Richard Schultz wird 1889 in Rehna, Mecklenburg geboren. 1919 kommt er nach Berlin, findet im Hotel Bristol eine Stelle als Kellner und arbeitet sich zum Chef de rang hoch. Nach dem Krieg wird Schultz Oberkellner im Clubhaus des Kulturbunds zur demokratischen Erneuerung Deutschlands. Seine berufliche Laufbahn beendet er 1954 als Kellner im Hotel Kempinski, Berlin. Er stirbt 1977 in Bebenhausen bei Tübingen.

Wie es scheint, ein wenig spannendes, normales Leben - aber so normal nun doch nicht. Richard Schultz ist homosexuell. Er engagiert sich in der Homosexuellenbewegung der Weimarer Republik und wird Mitglied der Gemeinschaft der Eigenen um Adolf Brand. Ab Anfang der 20er Jahre organisiert er in seiner Wohnung in Berlin-Charlottenburg Zusammenkünfte, die in unterschiedlicher Form und Beteiligung bis kurz vor seinem Tod stattfinden. Inhaltlich geht es um homosexuelle Kultur, besonders Literatur und Kunst. Anfangs treffen sich Gleichgesinnte in lockerem Rahmen, ab 1933 werden allerdings besondere Sicherheitsvorkehrungen eingehalten. Seitdem wird auch eine zusätzliche Funktion dieser Treffen zunehmend wichtig: der Austausch von Neuigkeiten und die Entwicklung gemeinsamer Handlungs- und Schutzstrategien.
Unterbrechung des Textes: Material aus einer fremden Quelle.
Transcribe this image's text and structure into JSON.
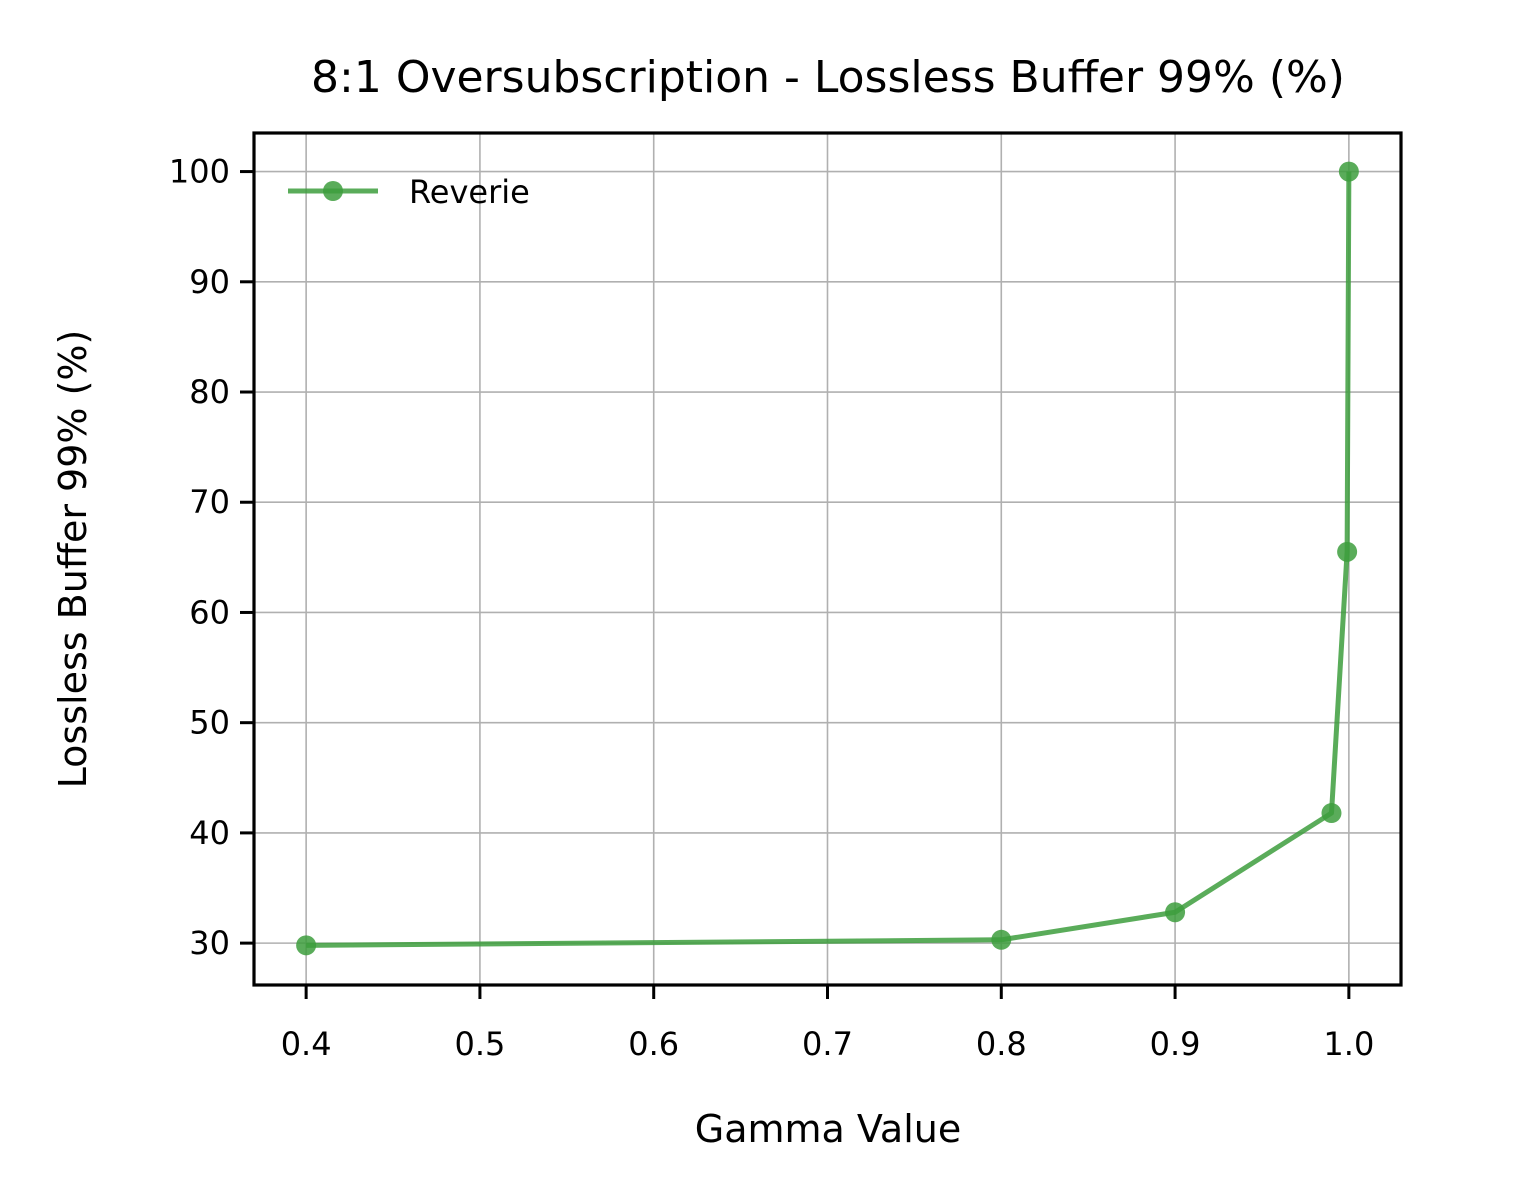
{
  "chart_data": {
    "type": "line",
    "title": "8:1 Oversubscription - Lossless Buffer 99% (%)",
    "xlabel": "Gamma Value",
    "ylabel": "Lossless Buffer 99% (%)",
    "xlim": [
      0.37,
      1.03
    ],
    "ylim": [
      26.2,
      103.5
    ],
    "xticks": [
      0.4,
      0.5,
      0.6,
      0.7,
      0.8,
      0.9,
      1.0
    ],
    "xtick_labels": [
      "0.4",
      "0.5",
      "0.6",
      "0.7",
      "0.8",
      "0.9",
      "1.0"
    ],
    "yticks": [
      30,
      40,
      50,
      60,
      70,
      80,
      90,
      100
    ],
    "ytick_labels": [
      "30",
      "40",
      "50",
      "60",
      "70",
      "80",
      "90",
      "100"
    ],
    "grid": true,
    "legend_position": "top-left",
    "series": [
      {
        "name": "Reverie",
        "color": "#3d9e3d",
        "marker": "circle",
        "x": [
          0.4,
          0.8,
          0.9,
          0.99,
          0.999,
          1.0
        ],
        "y": [
          29.8,
          30.3,
          32.8,
          41.8,
          65.5,
          100.0
        ]
      }
    ]
  }
}
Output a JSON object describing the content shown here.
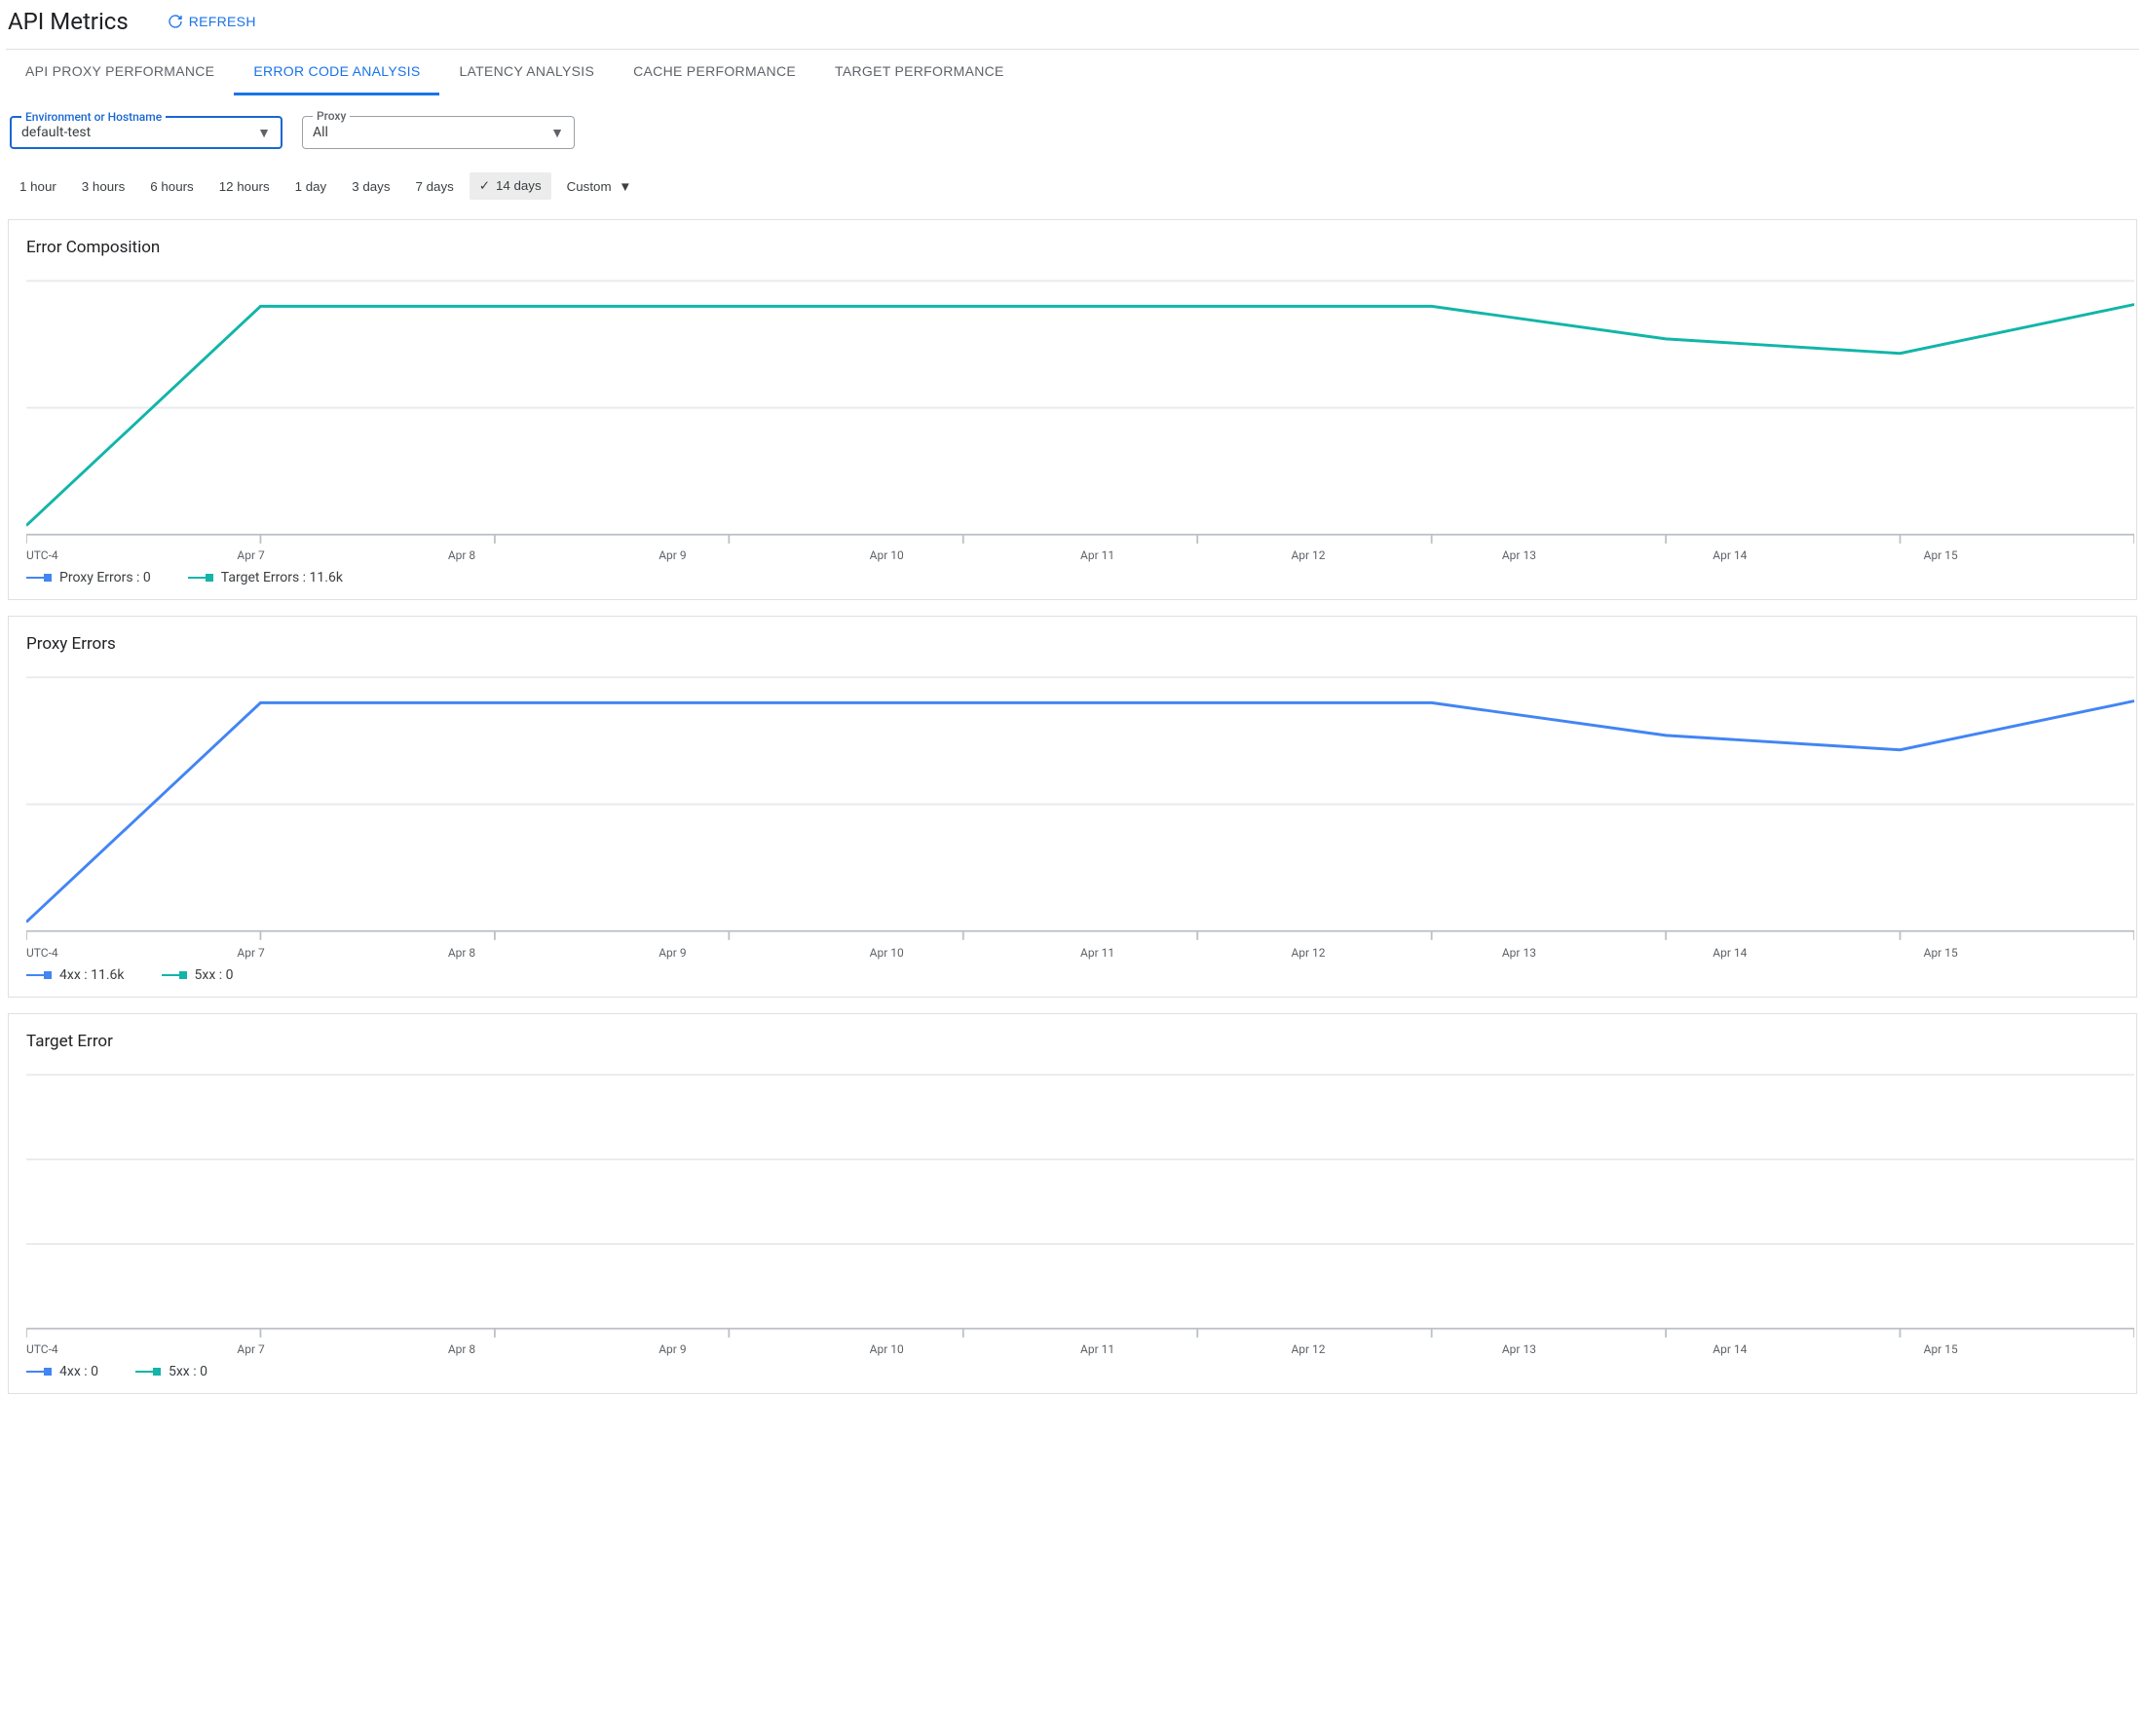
{
  "page": {
    "title": "API Metrics",
    "refresh_label": "REFRESH"
  },
  "tabs": {
    "items": [
      {
        "label": "API PROXY PERFORMANCE",
        "active": false
      },
      {
        "label": "ERROR CODE ANALYSIS",
        "active": true
      },
      {
        "label": "LATENCY ANALYSIS",
        "active": false
      },
      {
        "label": "CACHE PERFORMANCE",
        "active": false
      },
      {
        "label": "TARGET PERFORMANCE",
        "active": false
      }
    ]
  },
  "filters": {
    "env": {
      "label": "Environment or Hostname",
      "value": "default-test",
      "focused": true
    },
    "proxy": {
      "label": "Proxy",
      "value": "All",
      "focused": false
    }
  },
  "time_range": {
    "options": [
      "1 hour",
      "3 hours",
      "6 hours",
      "12 hours",
      "1 day",
      "3 days",
      "7 days",
      "14 days"
    ],
    "selected": "14 days",
    "custom_label": "Custom"
  },
  "colors": {
    "blue": "#1a73e8",
    "blue_line": "#4285f4",
    "teal": "#12b5a8",
    "grid": "#e8eaed",
    "axis": "#bdc1c6",
    "text_muted": "#5f6368"
  },
  "axis": {
    "x_first_label": "UTC-4",
    "x_labels": [
      "Apr 7",
      "Apr 8",
      "Apr 9",
      "Apr 10",
      "Apr 11",
      "Apr 12",
      "Apr 13",
      "Apr 14",
      "Apr 15"
    ]
  },
  "charts": [
    {
      "id": "error-composition",
      "title": "Error Composition",
      "type": "line",
      "ylim": [
        0,
        14000
      ],
      "y_gridlines": [
        0,
        7000,
        14000
      ],
      "show_series": [
        1
      ],
      "series": [
        {
          "name": "Proxy Errors",
          "value_label": "0",
          "color": "#4285f4",
          "points": [
            0,
            0,
            0,
            0,
            0,
            0,
            0,
            0,
            0,
            0
          ]
        },
        {
          "name": "Target Errors",
          "value_label": "11.6k",
          "color": "#12b5a8",
          "points": [
            500,
            12600,
            12600,
            12600,
            12600,
            12600,
            12600,
            10800,
            10000,
            12700
          ]
        }
      ]
    },
    {
      "id": "proxy-errors",
      "title": "Proxy Errors",
      "type": "line",
      "ylim": [
        0,
        14000
      ],
      "y_gridlines": [
        0,
        7000,
        14000
      ],
      "show_series": [
        0
      ],
      "series": [
        {
          "name": "4xx",
          "value_label": "11.6k",
          "color": "#4285f4",
          "points": [
            500,
            12600,
            12600,
            12600,
            12600,
            12600,
            12600,
            10800,
            10000,
            12700
          ]
        },
        {
          "name": "5xx",
          "value_label": "0",
          "color": "#12b5a8",
          "points": [
            0,
            0,
            0,
            0,
            0,
            0,
            0,
            0,
            0,
            0
          ]
        }
      ]
    },
    {
      "id": "target-error",
      "title": "Target Error",
      "type": "line",
      "ylim": [
        0,
        14000
      ],
      "y_gridlines": [
        0,
        4666,
        9333,
        14000
      ],
      "show_series": [],
      "series": [
        {
          "name": "4xx",
          "value_label": "0",
          "color": "#4285f4",
          "points": [
            0,
            0,
            0,
            0,
            0,
            0,
            0,
            0,
            0,
            0
          ]
        },
        {
          "name": "5xx",
          "value_label": "0",
          "color": "#12b5a8",
          "points": [
            0,
            0,
            0,
            0,
            0,
            0,
            0,
            0,
            0,
            0
          ]
        }
      ]
    }
  ]
}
Hausdurchsuchungen bei Adolf Brand, der Selbstmord eines Freundes nach einem Verhör, Verhaftungen im Bekanntenkreis, die Emigration von Freunden, die ständige Gefahr, selbst verhaftet zu werden - die NS-Diktatur greift unmittelbar in das Leben von Richard Schultz und seinen Freunden ein. Bemerkenswert ist, dass es ihnen dennoch gelingt, sich Freiräume zu erhalten, in denen Geselligkeitsbedürfnisse befriedigt und zugleich homosexuelles Leben und homosexuelle Kultur diskutiert und damit bewahrt werden können.

Nach dem Krieg schließt sich Richard Schultz der Gesellschaft für die Reform des Sexualrechts an und organisiert weiter die Treffen in seiner Wohnung, die sich in den 50er Jahren zu einem regelrechten Literarischen Salon entwickeln. Richard Schultz und seine Freunde bilden so das lebendige Verbindungsglied zwischen der Homosexuellenbewegung der 20er und der frühen 50er Jahre.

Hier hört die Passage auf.